Modification of CaO/Ca(OH)2 for Thermochemical Energy Storage

Efficient storage of thermal energy can contribute significantly to a sustainable and cost-effective energy solution. Thermochemical storage, where heat is stored as reaction enthalpy of a reversible chemical reaction, has great potential as an economic option for thermal energy store. This is especially due to the high specific storage densities associated with the chemical reaction. Suitable thermochemical storage materials are characterized by high reaction enthalpies, fast dynamics as well as cycling stability. Furthermore, sufficient heat and mass transfer through the reaction bed and within the particles is crucial. A currently investigated reaction system for application at temperatures between 400 and 600 °C is the CaO/Ca(OH)2 system, where calcium oxide (CaO) reacts in an exothermic reaction with water vapour (H2O) to calcium hydroxide (Ca(OH)2). This system has already been studied in stationary bench- and pilot-scale reactors. In order to improve the storage’s efficiency a moving bed reactor is proposed. However, due to the very fine particle size, the material is a Geldart C powder and therefore difficult to move.

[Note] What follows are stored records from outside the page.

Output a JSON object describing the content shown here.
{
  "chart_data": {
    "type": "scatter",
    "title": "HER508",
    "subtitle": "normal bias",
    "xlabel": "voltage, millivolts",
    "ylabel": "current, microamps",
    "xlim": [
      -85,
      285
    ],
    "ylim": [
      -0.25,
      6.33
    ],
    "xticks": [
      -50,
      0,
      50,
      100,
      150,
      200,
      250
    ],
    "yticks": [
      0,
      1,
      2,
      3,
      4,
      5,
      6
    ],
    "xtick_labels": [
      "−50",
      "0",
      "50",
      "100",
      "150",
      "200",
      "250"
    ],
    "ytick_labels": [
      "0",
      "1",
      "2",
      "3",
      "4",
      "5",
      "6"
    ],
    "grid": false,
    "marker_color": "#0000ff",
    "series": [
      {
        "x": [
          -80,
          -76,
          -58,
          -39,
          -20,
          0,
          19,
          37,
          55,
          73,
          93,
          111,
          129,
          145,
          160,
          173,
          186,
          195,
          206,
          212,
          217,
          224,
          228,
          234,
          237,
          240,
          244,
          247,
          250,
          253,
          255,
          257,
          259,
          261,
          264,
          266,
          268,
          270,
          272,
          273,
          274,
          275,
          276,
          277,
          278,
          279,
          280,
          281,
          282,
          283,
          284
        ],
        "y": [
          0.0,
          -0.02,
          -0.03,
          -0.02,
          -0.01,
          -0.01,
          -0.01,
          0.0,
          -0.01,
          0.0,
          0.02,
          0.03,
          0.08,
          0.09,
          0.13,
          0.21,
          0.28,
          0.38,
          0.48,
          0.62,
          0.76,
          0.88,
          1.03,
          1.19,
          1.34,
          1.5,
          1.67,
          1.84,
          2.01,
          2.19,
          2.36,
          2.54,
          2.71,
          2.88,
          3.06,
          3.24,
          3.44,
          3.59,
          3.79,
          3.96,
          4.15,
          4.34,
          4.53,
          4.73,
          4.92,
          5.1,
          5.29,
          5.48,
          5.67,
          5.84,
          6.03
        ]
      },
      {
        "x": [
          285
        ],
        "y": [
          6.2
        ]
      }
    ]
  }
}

The aim of this work is therefore to increase the particle size in order to enable the movement of the storage material without negatively affecting the material properties. To this end, different material modifications such as pelletisation, granulation of the storage material within a matrix and encapsulation with porous materials are conducted. In this contribution, the effects on the reaction behaviour are discussed. Based on important criteria for the thermochemical heat storage such as cycling stability, potential side reactions as well as impacts on the reactivity, a practical approach for further material optimization is derived.